Apart from the issues mentioned before, the build quality seems superb. It comes in a nice matt finish and feels very high quality and solid. The material feels very premium and as it is magnesium as far as I know, it also gets cold when you don't use it. Which I like a lot. No plastic feel at all. The hinges feel very good and are reasonably stiff so that the screen holds in any position you put it in. I also like the little details this ThinkPad has, like the glowing point in the ThinkPad logo on the backside of the screen.
It doesn't bend or flex and makes a very good first impression to me, and it looks better than on the many pictures on the internet.
The trackpad has a nice texture and a very good feel to it. It is very responsive and I like to work with it a lot. Its a bit confusing in the beginning that the area for the right-click is pretty small in the right lower corner, but I discovered you can configure this accordingly. As soon as you get the hang of it, it is a nonissue.
What I do not like completely is the fact that the Trackpad is clickable. For me, its just a bit too much and wobbly when I click it. It tilts upon clicking and this doesn't feel to good. Also, the trackpad isn't locked like the keyboard is in Tabletmode. It is a minor issue, but I'd rather go for a stiffer solution with less keytravel here.
The screen is very good as far as I can tell. Good and stable viewing angles, resolution makes it super crisp and the best thing about it surely is the non-glossy display. I adore the fact that they included this and it is my favourite feature so far, because it makes things just so much easier to read in sunlight and while on the go, when you usually are unable to select the perfect spot.

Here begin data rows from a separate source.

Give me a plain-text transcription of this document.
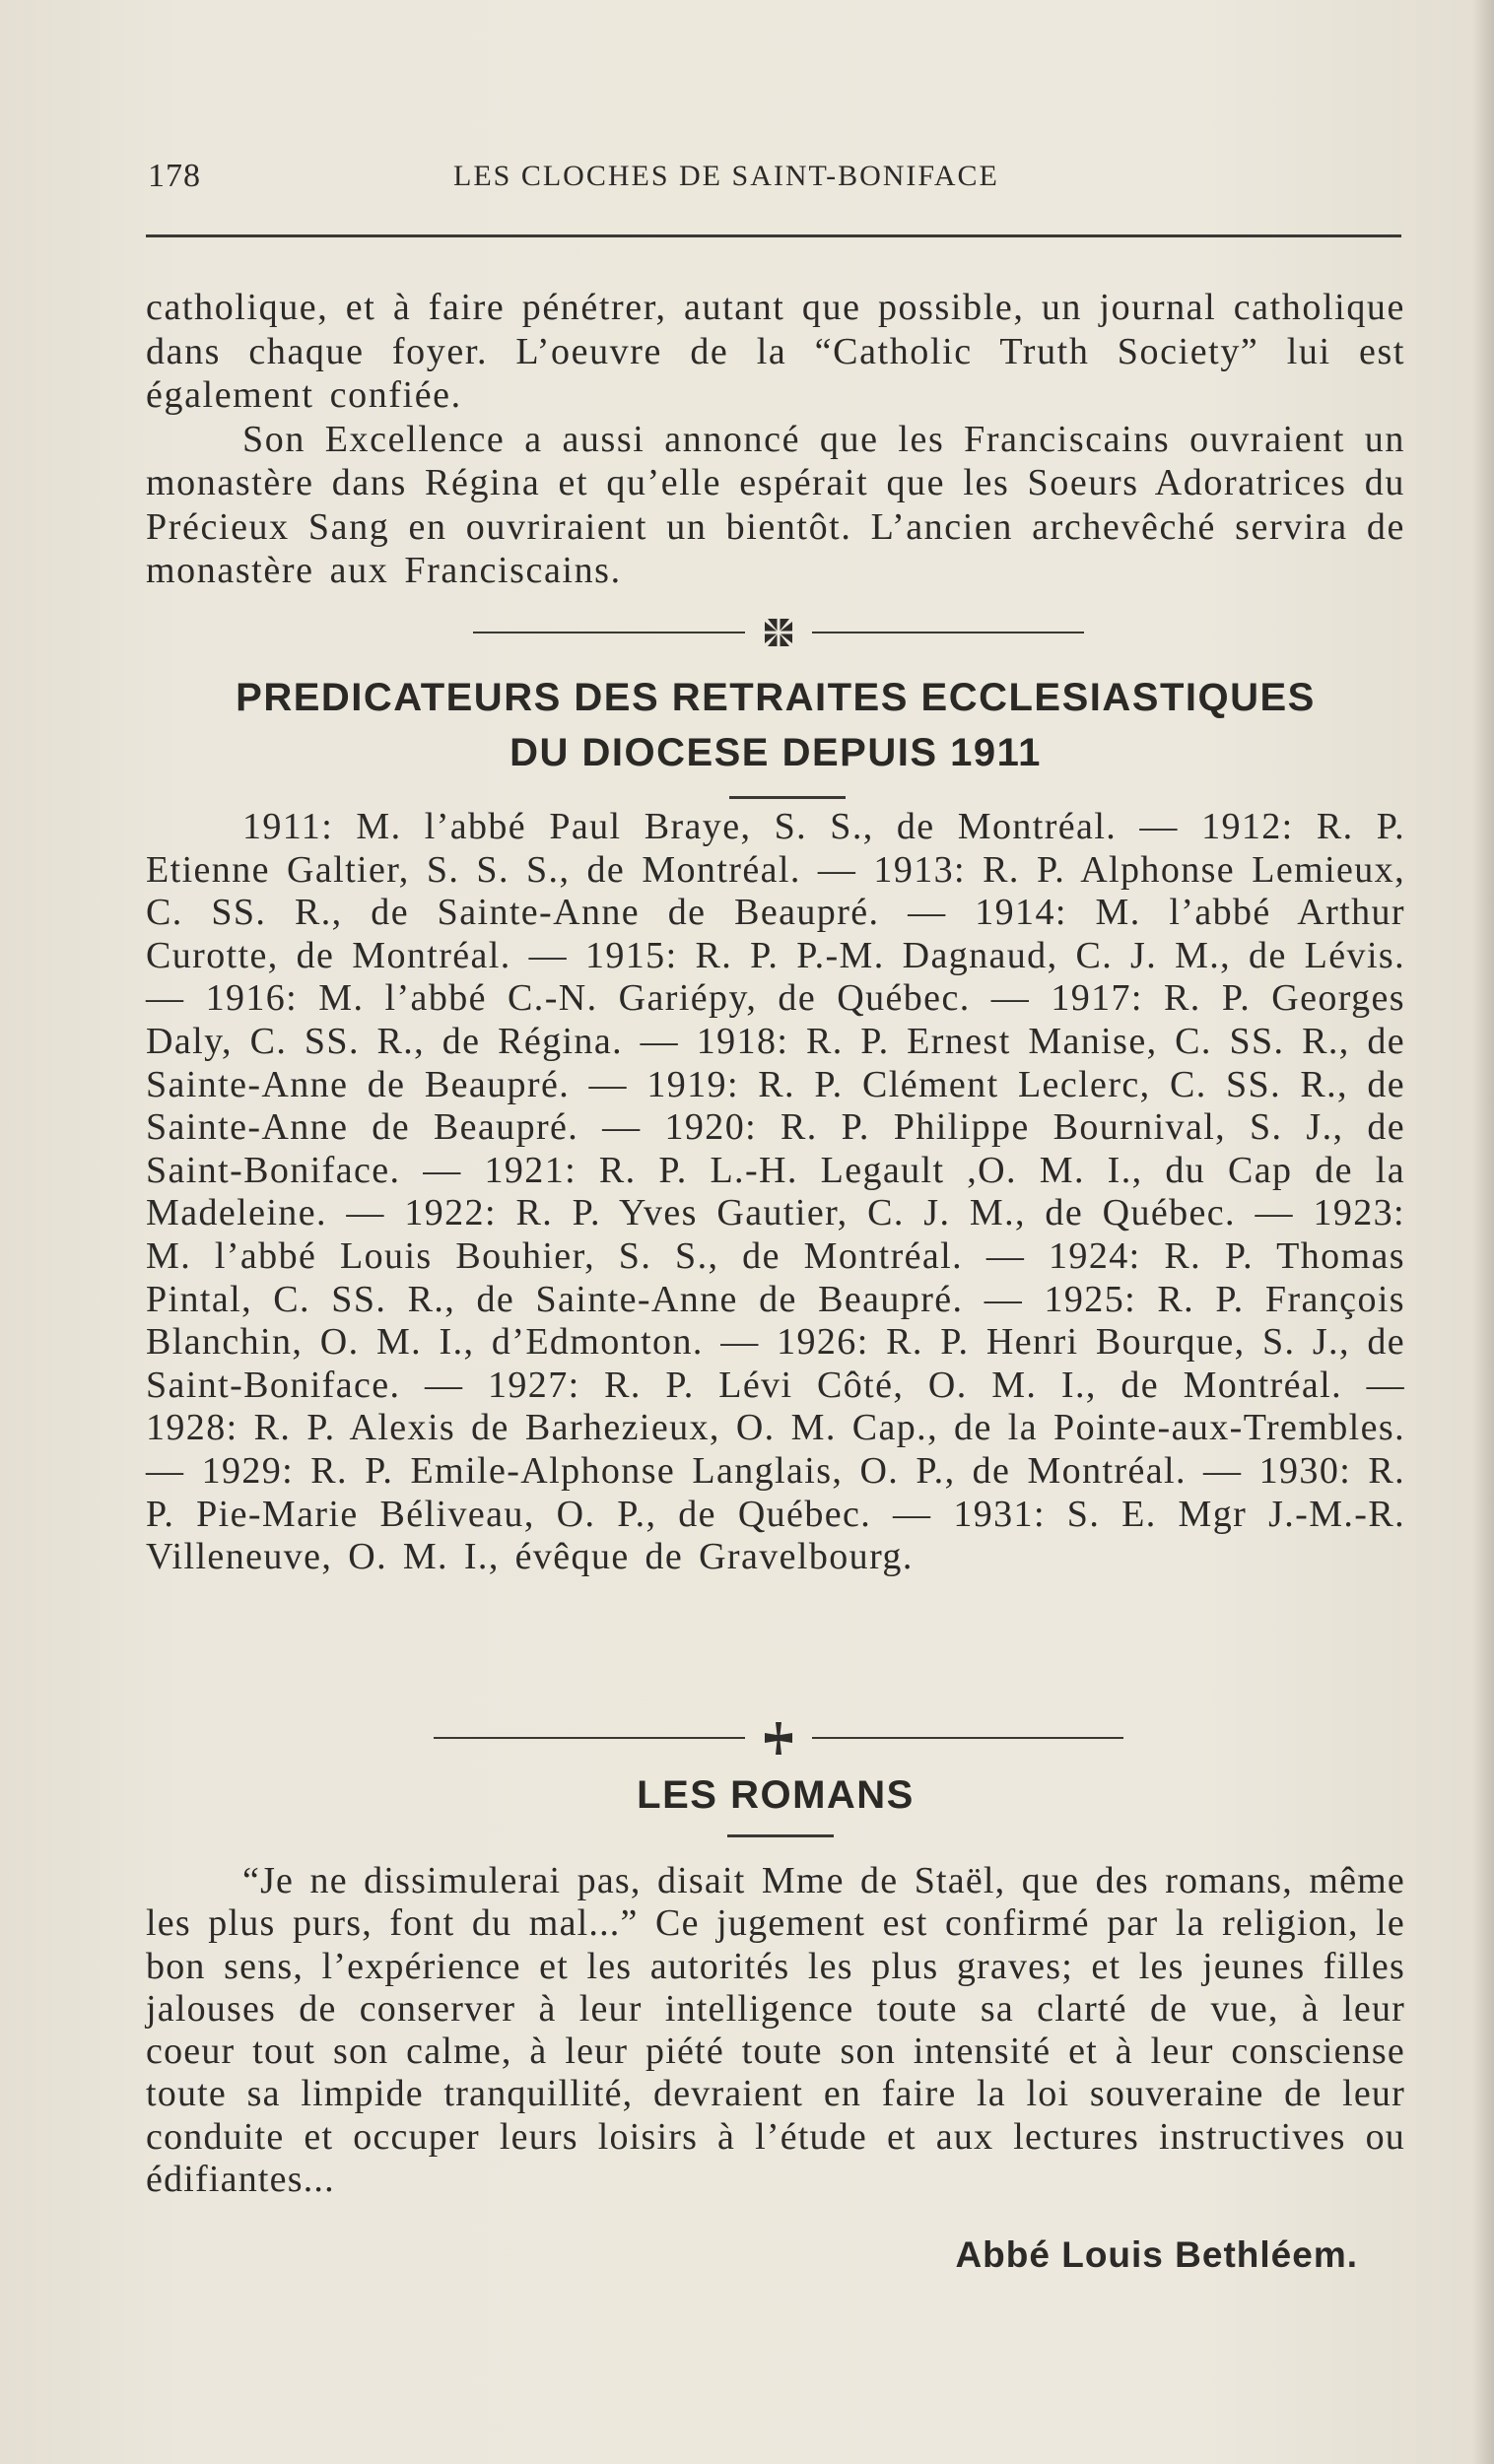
178	LES CLOCHES DE SAINT-BONIFACE

catholique, et à faire pénétrer, autant que possible, un journal catholique dans chaque foyer. L’oeuvre de la “Catholic Truth Society” lui est également confiée.

Son Excellence a aussi annoncé que les Franciscains ouvraient un monastère dans Régina et qu’elle espérait que les Soeurs Adoratrices du Précieux Sang en ouvriraient un bientôt. L’ancien archevêché servira de monastère aux Franciscains.

PREDICATEURS DES RETRAITES ECCLESIASTIQUES
DU DIOCESE DEPUIS 1911

1911: M. l’abbé Paul Braye, S. S., de Montréal. — 1912: R. P. Etienne Galtier, S. S. S., de Montréal. — 1913: R. P. Alphonse Lemieux, C. SS. R., de Sainte-Anne de Beaupré. — 1914: M. l’abbé Arthur Curotte, de Montréal. — 1915: R. P. P.-M. Dagnaud, C. J. M., de Lévis. — 1916: M. l’abbé C.-N. Gariépy, de Québec. — 1917: R. P. Georges Daly, C. SS. R., de Régina. — 1918: R. P. Ernest Manise, C. SS. R., de Sainte-Anne de Beaupré. — 1919: R. P. Clément Leclerc, C. SS. R., de Sainte-Anne de Beaupré. — 1920: R. P. Philippe Bournival, S. J., de Saint-Boniface. — 1921: R. P. L.-H. Legault ,O. M. I., du Cap de la Madeleine. — 1922: R. P. Yves Gautier, C. J. M., de Québec. — 1923: M. l’abbé Louis Bouhier, S. S., de Montréal. — 1924: R. P. Thomas Pintal, C. SS. R., de Sainte-Anne de Beaupré. — 1925: R. P. François Blanchin, O. M. I., d’Edmonton. — 1926: R. P. Henri Bourque, S. J., de Saint-Boniface. — 1927: R. P. Lévi Côté, O. M. I., de Montréal. — 1928: R. P. Alexis de Barhezieux, O. M. Cap., de la Pointe-aux-Trembles. — 1929: R. P. Emile-Alphonse Langlais, O. P., de Montréal. — 1930: R. P. Pie-Marie Béliveau, O. P., de Québec. — 1931: S. E. Mgr J.-M.-R. Villeneuve, O. M. I., évêque de Gravelbourg.

LES ROMANS

“Je ne dissimulerai pas, disait Mme de Staël, que des romans, même les plus purs, font du mal...” Ce jugement est confirmé par la religion, le bon sens, l’expérience et les autorités les plus graves; et les jeunes filles jalouses de conserver à leur intelligence toute sa clarté de vue, à leur coeur tout son calme, à leur piété toute son intensité et à leur consciense toute sa limpide tranquillité, devraient en faire la loi souveraine de leur conduite et occuper leurs loisirs à l’étude et aux lectures instructives ou édifiantes...

Abbé Louis Bethléem.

Its the first time I have a ThinkPad, so I don't exactly know how good or bad keyboards were in earlier and more traditional models. Afaik, ThinkPads have a good keyboard and are generally praised. In comparison to my old Acer TimelineX well.. it is just not a fair comparison. Great keytravel, no wobbling. I was a bit unsure about the lock-mechanism when looking at it in the hands-on videos. I can assure you though, that although the keys do not get locked completely they stay in place enough to make a difference. Great feature, I hope this doesn't break after a year and a half.
I installed the firmware update from Lenovo as soon as I could to fix the digitizer spot that was broken on all models. It is completely fixed now, and the digitizer does also support pressure sensitivity in Photoshop after installing the right Wacom Drivers. It is pretty precise, better than my old Wacom Tablet I once had and I am really happy with it so far. I'll have to update this section as I haven't used the digitizer in real world that much so far (had no classes).

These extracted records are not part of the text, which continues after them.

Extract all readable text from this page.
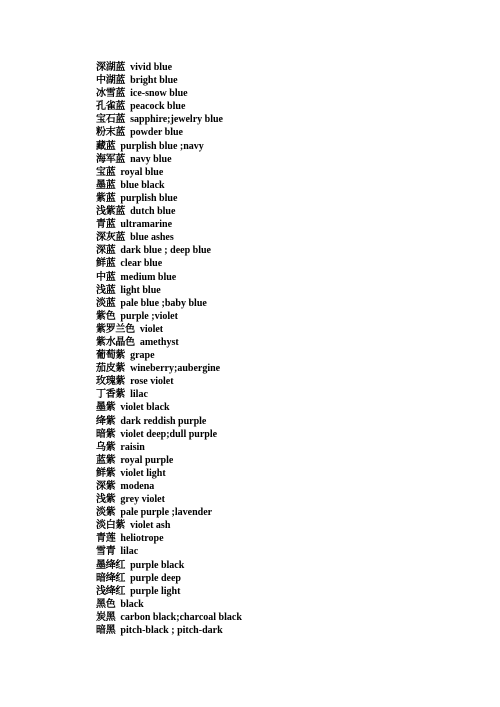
深湖蓝 vivid blue
中湖蓝 bright blue
冰雪蓝 ice-snow blue
孔雀蓝 peacock blue
宝石蓝 sapphire;jewelry blue
粉末蓝 powder blue
藏蓝 purplish blue ;navy
海军蓝 navy blue
宝蓝 royal blue
墨蓝 blue black
紫蓝 purplish blue
浅紫蓝 dutch blue
青蓝 ultramarine
深灰蓝 blue ashes
深蓝 dark blue ; deep blue
鲜蓝 clear blue
中蓝 medium blue
浅蓝 light blue
淡蓝 pale blue ;baby blue
紫色 purple ;violet
紫罗兰色 violet
紫水晶色 amethyst
葡萄紫 grape
茄皮紫 wineberry;aubergine
玫瑰紫 rose violet
丁香紫 lilac
墨紫 violet black
绛紫 dark reddish purple
暗紫 violet deep;dull purple
乌紫 raisin
蓝紫 royal purple
鲜紫 violet light
深紫 modena
浅紫 grey violet
淡紫 pale purple ;lavender
淡白紫 violet ash
青莲 heliotrope
雪青 lilac
墨绛红 purple black
暗绛红 purple deep
浅绛红 purple light
黑色 black
炭黑 carbon black;charcoal black
暗黑 pitch-black ; pitch-dark
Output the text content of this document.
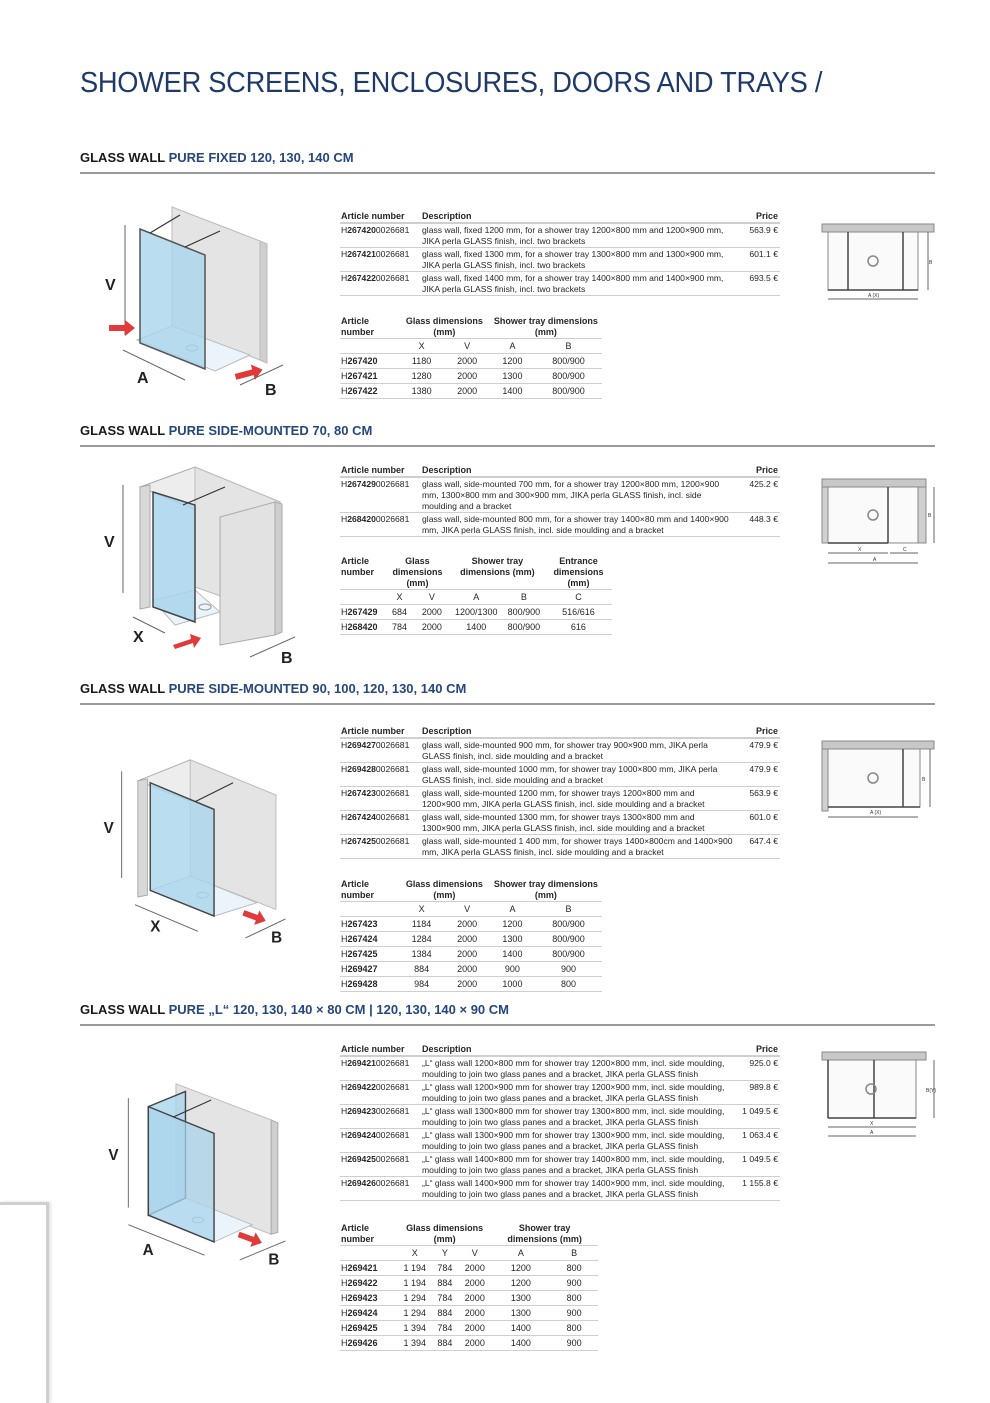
SHOWER SCREENS, ENCLOSURES, DOORS AND TRAYS /
GLASS WALL PURE FIXED 120, 130, 140 CM
V
A
B
Article number	Description	Price
H2674200026681	glass wall, fixed 1200 mm, for a shower tray 1200×800 mm and 1200×900 mm, JIKA perla GLASS finish, incl. two brackets	563.9 €
H2674210026681	glass wall, fixed 1300 mm, for a shower tray 1300×800 mm and 1300×900 mm, JIKA perla GLASS finish, incl. two brackets	601.1 €
H2674220026681	glass wall, fixed 1400 mm, for a shower tray 1400×800 mm and 1400×900 mm, JIKA perla GLASS finish, incl. two brackets	693.5 €
Article number	Glass dimensions (mm)		Shower tray dimensions (mm)	
	X	V	A	B
H267420	1180	2000	1200	800/900
H267421	1280	2000	1300	800/900
H267422	1380	2000	1400	800/900
B
A (X)
GLASS WALL PURE SIDE-MOUNTED 70, 80 CM
V
X
B
Article number	Description	Price
H2674290026681	glass wall, side-mounted 700 mm, for a shower tray 1200×800 mm, 1200×900 mm, 1300×800 mm and 300×900 mm, JIKA perla GLASS finish, incl. side moulding and a bracket	425.2 €
H2684200026681	glass wall, side-mounted 800 mm, for a shower tray 1400×80 mm and 1400×900 mm, JIKA perla GLASS finish, incl. side moulding and a bracket	448.3 €
Article number	Glass dimensions (mm)		Shower tray dimensions (mm)		Entrance dimensions (mm)
	X	V	A	B	C
H267429	684	2000	1200/1300	800/900	516/616
H268420	784	2000	1400	800/900	616
B
X	C
A
GLASS WALL PURE SIDE-MOUNTED 90, 100, 120, 130, 140 CM
V
X
B
Article number	Description	Price
H2694270026681	glass wall, side-mounted 900 mm, for shower tray 900×900 mm, JIKA perla GLASS finish, incl. side moulding and a bracket	479.9 €
H2694280026681	glass wall, side-mounted 1000 mm, for shower tray 1000×800 mm, JIKA perla GLASS finish, incl. side moulding and a bracket	479.9 €
H2674230026681	glass wall, side-mounted 1200 mm, for shower trays 1200×800 mm and 1200×900 mm, JIKA perla GLASS finish, incl. side moulding and a bracket	563.9 €
H2674240026681	glass wall, side-mounted 1300 mm, for shower trays 1300×800 mm and 1300×900 mm, JIKA perla GLASS finish, incl. side moulding and a bracket	601.0 €
H2674250026681	glass wall, side-mounted 1 400 mm, for shower trays 1400×800cm and 1400×900 mm, JIKA perla GLASS finish, incl. side moulding and a bracket	647.4 €
Article number	Glass dimensions (mm)		Shower tray dimensions (mm)	
	X	V	A	B
H267423	1184	2000	1200	800/900
H267424	1284	2000	1300	800/900
H267425	1384	2000	1400	800/900
H269427	884	2000	900	900
H269428	984	2000	1000	800
B
A (X)
GLASS WALL PURE „L“ 120, 130, 140 × 80 CM | 120, 130, 140 × 90 CM
V
A
B
Article number	Description	Price
H2694210026681	„L“ glass wall 1200×800 mm for shower tray 1200×800 mm, incl. side moulding, moulding to join two glass panes and a bracket, JIKA perla GLASS finish	925.0 €
H2694220026681	„L“ glass wall 1200×900 mm for shower tray 1200×900 mm, incl. side moulding, moulding to join two glass panes and a bracket, JIKA perla GLASS finish	989.8 €
H2694230026681	„L“ glass wall 1300×800 mm for shower tray 1300×800 mm, incl. side moulding, moulding to join two glass panes and a bracket, JIKA perla GLASS finish	1 049.5 €
H2694240026681	„L“ glass wall 1300×900 mm for shower tray 1300×900 mm, incl. side moulding, moulding to join two glass panes and a bracket, JIKA perla GLASS finish	1 063.4 €
H2694250026681	„L“ glass wall 1400×800 mm for shower tray 1400×800 mm, incl. side moulding, moulding to join two glass panes and a bracket, JIKA perla GLASS finish	1 049.5 €
H2694260026681	„L“ glass wall 1400×900 mm for shower tray 1400×900 mm, incl. side moulding, moulding to join two glass panes and a bracket, JIKA perla GLASS finish	1 155.8 €
Article number	Glass dimensions (mm)			Shower tray dimensions (mm)	
	X	Y	V	A	B
H269421	1 194	784	2000	1200	800
H269422	1 194	884	2000	1200	900
H269423	1 294	784	2000	1300	800
H269424	1 294	884	2000	1300	900
H269425	1 394	784	2000	1400	800
H269426	1 394	884	2000	1400	900
B(Y)
X
A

Well, the speakers are quite good. I don't expect much from a laptop as I don't use them often anyways, but I think I'll be pretty happy with them. They are loud enough and also don't squeek around when putting them on max volume. They are just fine.

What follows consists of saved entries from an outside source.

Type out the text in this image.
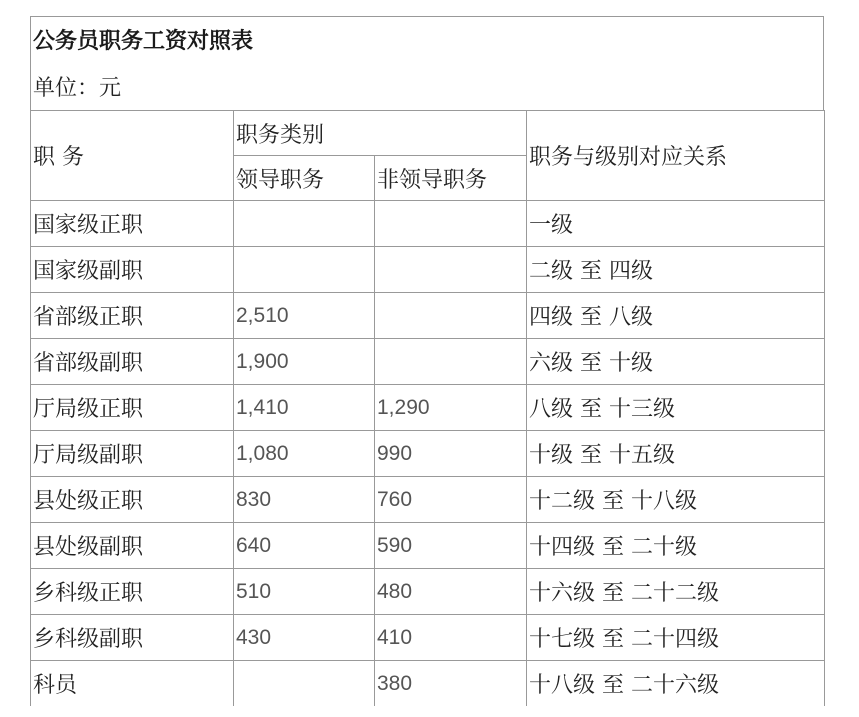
公务员职务工资对照表
单位：元
职 务	职务类别		职务与级别对应关系
	领导职务	非领导职务	
国家级正职			一级
国家级副职			二级 至 四级
省部级正职	2,510		四级 至 八级
省部级副职	1,900		六级 至 十级
厅局级正职	1,410	1,290	八级 至 十三级
厅局级副职	1,080	990	十级 至 十五级
县处级正职	830	760	十二级 至 十八级
县处级副职	640	590	十四级 至 二十级
乡科级正职	510	480	十六级 至 二十二级
乡科级副职	430	410	十七级 至 二十四级
科员		380	十八级 至 二十六级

Can't comment on this yet. I'll have to use it a bit more to get a feel how long it lasts. From my experiences so far, I'd say 5-6 hours is doable. I just unplugged it and Windows tells me I got 6 hours 20 minutes left. We all know though that this measurement is not the most accurate out there. Also, I limited the i7 to 80% when on battery. Don't know if more aggressive settings would allow this to last even longer (like, 7 or even more hours). I'll update this accordingly.
So far, I am really happy with my purchase. Of course, to be completely sure that this thing relly DOES I need a bit more time to test it properly. Many things one usually finds out while using the device, such as battery lifetime or other limitations. I'll always setup my OneLink Dock at work as soon as I get it, which if it works great, should add further value to this purchase ;)
Great piece of hardware so far. Go buy it if the specs fit your needs.